Олекса Паук прибежал на пожар одним из первых. Увидев, что дверь бани подперта палкой, воевода крикнул:
– Там князь Владимир! – и кинулся в огонь.
Паук успел открыть дверь, вошел, кашляя, задыхаясь от дыма, в предбанник. Тут ему на голову упало горящее бревно с крыши, сбило с ног. Олекса сумел-таки выбраться из-под бревна, но надышался дымом и потерял сознание. Холопы вытащили его из огня за ноги. У воеводы сильно обгорели голова, спина и руки. Бороды и волос на голове почти не осталось. В бреду Паук продолжал хрипеть: «Там князь Владимир!..»
Князь Владимир склонился над ним, произнес:
– Здесь я, Олекса!
Воевода на миг пришел в себя, увидел князя, улыбнулся, потом закашлялся и затих без чувств.
– Быстро несите его в мой терем и знахаря позовите! – приказал Владимир холопам. – Передайте знахарю, если вылечит, награжу, а нет – голову сниму!

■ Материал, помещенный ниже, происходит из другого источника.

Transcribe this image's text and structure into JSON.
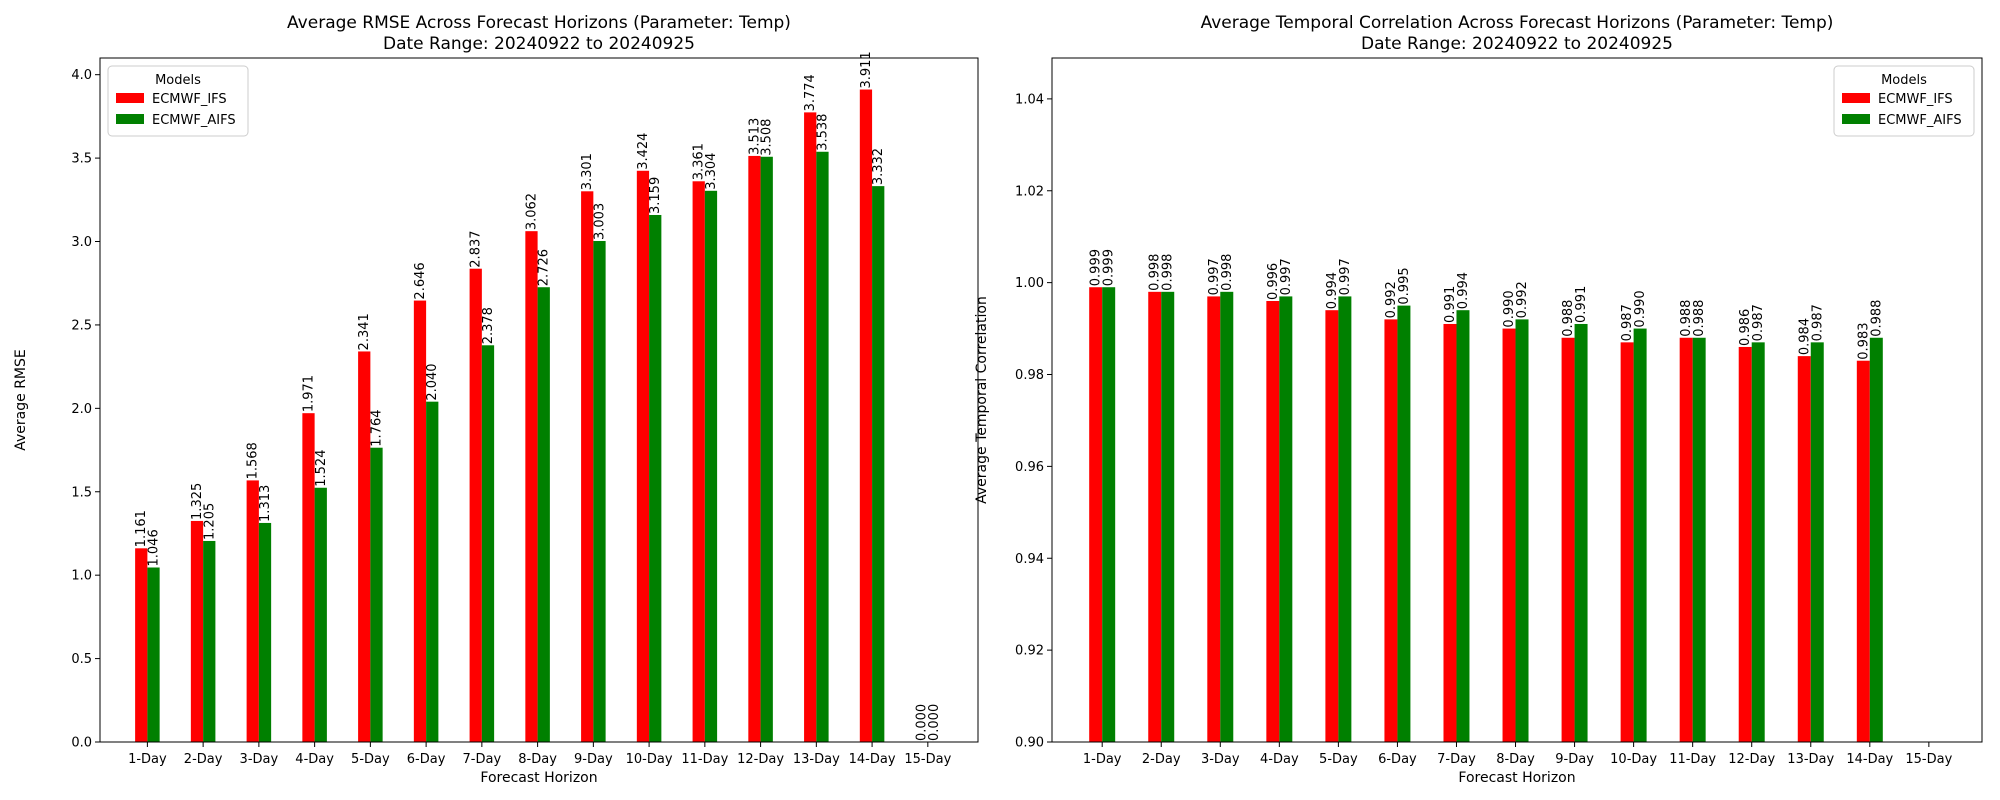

– Мужик крепкий, выкарабкается, – сказал ключник Демьян Синеус.
– Если выздоровеет, дашь ему село Кукушкино на кормление, – приказал князь ключнику.
– Княжья воля – закон, – пробурчал Синеус, которому не нравилось, с какой легкостью Владимир Игоревич раздает добро. – Значит, нового тиуна не надо туда назначать?
– Значит, не надо, – согласился князь.
– А новую баню придется строить, – сокрушенно покачав головой, сказал Синеус.
От бани осталась только каменка. На другие постройки огонь не успел перекинуться, его залили водой.
– Сделаешь ее больше старой и полки пошире, – распорядился князь и пошел в свой терем.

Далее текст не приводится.